I got into my pajamas and brushed my teeth. The lights were already dimmed in my apartment and I was getting ready for bed. I brushed my hair and put moisturizer on my face. I settled under the covers with the air conditioner blowing toward the bed so I could fall asleep in cool comfort. I waited for Him to call to put me to bed.
And I waited.
And I waited.
Over the next two hours, I tossed and turned in bed. I got up and opened the windows, got back into bed, got up to close the windows, got back into bed. I went out to the couch to see if I could sleep there before slinking back into the bedroom. I checked my phone obsessively.
I started thinking about those people who have blood clots lurking in their bodies and how those blood clots move to their brains and they drop dead without warning. I started worrying about blood clots lurking in my body. I was fretting over all of the things that could kill me suddenly, immediately as I lay in bed. I was spinning out of control and why, oh why wouldn't He call?
Finally, at 1:30, He called. He had fallen asleep early and had accidentally missed my bedtime.
I was so upset by the time he called that I had a panic attack. That hasn't happened in a very long time and it was a frightening development. There was a time, more than seven years ago, when I had panic attacks every day. I was completely crippled by them. My life narrowed to the time between these attacks, minus the time anticipating an attack, minus the time to recover from an attack. I remember that year as one of constant, crushing anxiety. Almost all of my recollections from that year involve the bedroom in my campus apartment: me pacing the small space between the computer desk and the bed and the door, phone clasped to my ear, desperately pleading for someone to help me deal with the unbelievable pain.
In any case, this was just one panic attack. One. It did not recur in the following days and I feel just as strong as ever. The amazing thing about the experience was the way that He helped me through it. In the old days, I was so frustrated by my panic attacks because no one seemed to know how to help, especially not my boyfriend at the time. I was desperate for someone to just comfort me, or reassure me or something I couldn't then describe.
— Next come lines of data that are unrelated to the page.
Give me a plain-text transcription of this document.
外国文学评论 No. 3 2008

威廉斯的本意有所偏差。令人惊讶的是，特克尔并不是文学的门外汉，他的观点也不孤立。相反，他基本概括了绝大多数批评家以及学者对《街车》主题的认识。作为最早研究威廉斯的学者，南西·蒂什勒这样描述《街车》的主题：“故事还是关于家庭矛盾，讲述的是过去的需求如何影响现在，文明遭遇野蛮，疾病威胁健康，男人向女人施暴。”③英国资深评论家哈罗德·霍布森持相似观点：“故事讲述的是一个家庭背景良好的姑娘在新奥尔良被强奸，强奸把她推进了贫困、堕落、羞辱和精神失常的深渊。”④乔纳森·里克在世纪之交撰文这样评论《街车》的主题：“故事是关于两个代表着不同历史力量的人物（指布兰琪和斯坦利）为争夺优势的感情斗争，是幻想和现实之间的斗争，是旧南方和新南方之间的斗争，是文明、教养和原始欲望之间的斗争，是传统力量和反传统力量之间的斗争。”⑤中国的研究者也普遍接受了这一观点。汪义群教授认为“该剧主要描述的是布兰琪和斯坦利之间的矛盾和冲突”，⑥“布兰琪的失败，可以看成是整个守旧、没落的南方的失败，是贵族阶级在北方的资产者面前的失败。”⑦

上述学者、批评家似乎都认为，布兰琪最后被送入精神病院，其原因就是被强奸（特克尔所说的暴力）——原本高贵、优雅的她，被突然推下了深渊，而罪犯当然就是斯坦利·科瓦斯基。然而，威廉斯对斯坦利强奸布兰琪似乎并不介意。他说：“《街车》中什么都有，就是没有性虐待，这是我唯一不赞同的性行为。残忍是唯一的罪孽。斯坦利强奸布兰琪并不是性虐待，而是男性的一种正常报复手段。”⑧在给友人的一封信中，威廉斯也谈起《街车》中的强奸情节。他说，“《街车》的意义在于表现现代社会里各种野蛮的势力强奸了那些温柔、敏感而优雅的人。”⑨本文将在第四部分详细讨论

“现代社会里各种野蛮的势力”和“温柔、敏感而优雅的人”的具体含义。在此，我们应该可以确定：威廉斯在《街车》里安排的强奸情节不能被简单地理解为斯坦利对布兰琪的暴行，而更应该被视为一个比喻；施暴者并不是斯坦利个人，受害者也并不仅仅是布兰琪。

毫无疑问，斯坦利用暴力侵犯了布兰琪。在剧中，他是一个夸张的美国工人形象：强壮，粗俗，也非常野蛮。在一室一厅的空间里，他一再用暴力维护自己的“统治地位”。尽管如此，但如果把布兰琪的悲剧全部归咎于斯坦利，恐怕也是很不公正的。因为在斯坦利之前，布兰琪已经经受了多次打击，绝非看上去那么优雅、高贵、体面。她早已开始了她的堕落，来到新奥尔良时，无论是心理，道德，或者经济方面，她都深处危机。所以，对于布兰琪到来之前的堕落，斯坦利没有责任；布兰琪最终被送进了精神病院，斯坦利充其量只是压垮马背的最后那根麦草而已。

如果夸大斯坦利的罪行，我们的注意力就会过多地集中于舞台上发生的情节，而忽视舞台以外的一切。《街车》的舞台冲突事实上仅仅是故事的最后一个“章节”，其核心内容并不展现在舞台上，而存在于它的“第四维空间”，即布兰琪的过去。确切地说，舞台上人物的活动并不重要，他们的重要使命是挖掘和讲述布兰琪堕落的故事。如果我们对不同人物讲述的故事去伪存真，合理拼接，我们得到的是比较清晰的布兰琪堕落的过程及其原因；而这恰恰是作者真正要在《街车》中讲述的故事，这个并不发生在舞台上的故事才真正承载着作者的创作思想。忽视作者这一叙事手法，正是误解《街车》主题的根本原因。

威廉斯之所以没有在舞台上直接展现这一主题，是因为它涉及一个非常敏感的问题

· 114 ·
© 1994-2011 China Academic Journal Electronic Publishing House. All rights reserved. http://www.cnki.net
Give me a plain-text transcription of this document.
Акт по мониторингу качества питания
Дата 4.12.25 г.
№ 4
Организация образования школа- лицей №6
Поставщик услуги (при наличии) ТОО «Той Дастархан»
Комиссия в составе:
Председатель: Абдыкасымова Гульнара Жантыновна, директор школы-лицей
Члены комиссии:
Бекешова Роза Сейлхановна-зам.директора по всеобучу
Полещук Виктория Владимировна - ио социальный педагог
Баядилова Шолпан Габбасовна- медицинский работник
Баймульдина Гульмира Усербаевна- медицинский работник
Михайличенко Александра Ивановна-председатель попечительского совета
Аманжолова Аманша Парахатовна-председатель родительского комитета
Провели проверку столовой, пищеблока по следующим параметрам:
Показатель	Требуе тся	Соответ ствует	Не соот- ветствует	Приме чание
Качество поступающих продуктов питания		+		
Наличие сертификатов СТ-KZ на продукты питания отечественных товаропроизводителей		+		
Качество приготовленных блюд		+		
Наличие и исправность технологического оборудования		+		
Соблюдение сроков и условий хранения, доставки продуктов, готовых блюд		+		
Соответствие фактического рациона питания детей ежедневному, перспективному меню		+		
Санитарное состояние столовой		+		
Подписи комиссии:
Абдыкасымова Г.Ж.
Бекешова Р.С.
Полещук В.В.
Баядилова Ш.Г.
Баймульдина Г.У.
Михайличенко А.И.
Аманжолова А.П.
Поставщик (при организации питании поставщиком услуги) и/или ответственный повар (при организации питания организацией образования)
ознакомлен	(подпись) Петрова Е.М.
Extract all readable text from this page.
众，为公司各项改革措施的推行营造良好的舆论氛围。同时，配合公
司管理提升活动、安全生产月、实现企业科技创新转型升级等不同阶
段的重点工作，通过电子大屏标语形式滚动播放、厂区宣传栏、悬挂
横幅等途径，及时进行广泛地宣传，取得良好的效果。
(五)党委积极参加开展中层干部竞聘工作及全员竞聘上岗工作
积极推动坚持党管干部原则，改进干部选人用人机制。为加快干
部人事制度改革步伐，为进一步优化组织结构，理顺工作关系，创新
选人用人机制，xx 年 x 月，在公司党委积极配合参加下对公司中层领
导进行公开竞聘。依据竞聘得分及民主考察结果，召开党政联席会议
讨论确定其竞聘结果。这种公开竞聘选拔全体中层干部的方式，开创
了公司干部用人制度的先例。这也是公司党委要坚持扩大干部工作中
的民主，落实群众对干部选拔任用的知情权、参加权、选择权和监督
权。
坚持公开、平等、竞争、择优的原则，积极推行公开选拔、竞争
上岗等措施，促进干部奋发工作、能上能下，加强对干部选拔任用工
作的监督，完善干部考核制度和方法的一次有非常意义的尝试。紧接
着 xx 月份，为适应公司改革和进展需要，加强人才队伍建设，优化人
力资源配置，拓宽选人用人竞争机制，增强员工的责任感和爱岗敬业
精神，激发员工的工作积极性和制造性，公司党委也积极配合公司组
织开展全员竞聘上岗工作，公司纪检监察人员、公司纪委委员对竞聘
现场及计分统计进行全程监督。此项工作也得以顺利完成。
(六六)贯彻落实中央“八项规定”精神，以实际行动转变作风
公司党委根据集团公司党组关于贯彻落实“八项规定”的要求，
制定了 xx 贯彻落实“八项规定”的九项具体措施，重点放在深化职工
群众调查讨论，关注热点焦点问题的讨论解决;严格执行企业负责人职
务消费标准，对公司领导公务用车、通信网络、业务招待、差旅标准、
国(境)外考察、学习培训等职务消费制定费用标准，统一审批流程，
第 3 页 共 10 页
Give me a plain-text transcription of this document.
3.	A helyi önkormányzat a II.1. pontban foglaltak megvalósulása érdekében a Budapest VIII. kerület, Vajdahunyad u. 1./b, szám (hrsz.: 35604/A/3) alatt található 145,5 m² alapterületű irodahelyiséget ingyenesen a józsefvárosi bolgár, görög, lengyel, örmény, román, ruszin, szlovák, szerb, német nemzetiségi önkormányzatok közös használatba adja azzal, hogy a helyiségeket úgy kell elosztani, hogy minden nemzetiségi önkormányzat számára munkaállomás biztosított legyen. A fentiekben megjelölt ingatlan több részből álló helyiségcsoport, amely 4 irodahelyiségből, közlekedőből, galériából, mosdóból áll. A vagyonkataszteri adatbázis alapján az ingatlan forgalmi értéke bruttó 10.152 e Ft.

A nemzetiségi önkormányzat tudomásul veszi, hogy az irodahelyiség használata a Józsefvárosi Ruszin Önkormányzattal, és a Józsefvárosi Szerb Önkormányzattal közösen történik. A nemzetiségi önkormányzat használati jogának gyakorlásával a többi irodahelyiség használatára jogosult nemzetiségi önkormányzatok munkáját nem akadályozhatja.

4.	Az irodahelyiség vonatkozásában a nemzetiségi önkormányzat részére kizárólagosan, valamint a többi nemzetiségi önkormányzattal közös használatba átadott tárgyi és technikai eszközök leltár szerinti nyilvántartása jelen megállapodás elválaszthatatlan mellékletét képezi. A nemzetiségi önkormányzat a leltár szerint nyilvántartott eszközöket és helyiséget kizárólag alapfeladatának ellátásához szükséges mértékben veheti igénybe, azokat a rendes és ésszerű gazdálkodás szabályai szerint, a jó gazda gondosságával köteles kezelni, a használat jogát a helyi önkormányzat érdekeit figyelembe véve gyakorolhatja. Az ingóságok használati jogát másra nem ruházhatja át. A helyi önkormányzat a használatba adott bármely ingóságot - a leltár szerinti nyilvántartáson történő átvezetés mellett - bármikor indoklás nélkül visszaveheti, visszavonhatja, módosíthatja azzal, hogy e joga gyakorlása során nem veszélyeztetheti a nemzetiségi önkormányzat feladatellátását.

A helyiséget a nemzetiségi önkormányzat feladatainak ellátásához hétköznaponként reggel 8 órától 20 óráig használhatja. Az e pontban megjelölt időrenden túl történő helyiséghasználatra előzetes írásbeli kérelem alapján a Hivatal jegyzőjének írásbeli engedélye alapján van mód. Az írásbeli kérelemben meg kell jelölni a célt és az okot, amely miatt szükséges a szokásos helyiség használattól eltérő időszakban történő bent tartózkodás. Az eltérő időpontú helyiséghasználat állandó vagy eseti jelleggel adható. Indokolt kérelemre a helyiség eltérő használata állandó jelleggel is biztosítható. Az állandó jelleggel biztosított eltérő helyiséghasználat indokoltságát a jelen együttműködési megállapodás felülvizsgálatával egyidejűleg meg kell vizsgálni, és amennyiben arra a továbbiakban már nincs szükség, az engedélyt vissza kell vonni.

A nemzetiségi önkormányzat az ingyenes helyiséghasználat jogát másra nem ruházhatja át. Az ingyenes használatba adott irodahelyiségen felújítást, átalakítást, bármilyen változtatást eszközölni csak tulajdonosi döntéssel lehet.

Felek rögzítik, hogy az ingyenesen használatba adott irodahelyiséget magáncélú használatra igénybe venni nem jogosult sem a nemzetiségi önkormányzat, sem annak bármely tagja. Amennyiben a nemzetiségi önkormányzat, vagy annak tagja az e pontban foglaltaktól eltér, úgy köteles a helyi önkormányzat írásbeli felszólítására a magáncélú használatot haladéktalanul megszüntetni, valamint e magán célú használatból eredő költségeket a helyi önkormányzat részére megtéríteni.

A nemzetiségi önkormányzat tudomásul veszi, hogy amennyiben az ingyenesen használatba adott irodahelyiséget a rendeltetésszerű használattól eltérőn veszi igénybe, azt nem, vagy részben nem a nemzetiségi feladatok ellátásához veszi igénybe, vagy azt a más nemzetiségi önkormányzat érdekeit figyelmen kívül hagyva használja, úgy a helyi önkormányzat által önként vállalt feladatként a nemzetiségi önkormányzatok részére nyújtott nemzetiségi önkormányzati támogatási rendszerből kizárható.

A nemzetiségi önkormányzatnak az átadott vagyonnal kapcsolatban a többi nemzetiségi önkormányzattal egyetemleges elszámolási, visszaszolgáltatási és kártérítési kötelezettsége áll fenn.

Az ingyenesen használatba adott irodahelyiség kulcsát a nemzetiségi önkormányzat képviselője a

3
Who knew that being owned would give me the perfect tools to battle the devastation of a panic attack? My owner reassured me on every front - that I am owned, that I am loved, that he is taking care of me, that everything will be okay - and I believed him with all of my heart. After the panic subsided and I was left feeling depleted and tired, he had me continue to breathe deep and cuddle with my favorite stuffed animal so that I could relax. He stayed on the phone with me until I was nearly asleep and then quietly told me that he loved me.
I mumbled groggily, "I love my owner," before I put the phone down and finally drifted off to sleep.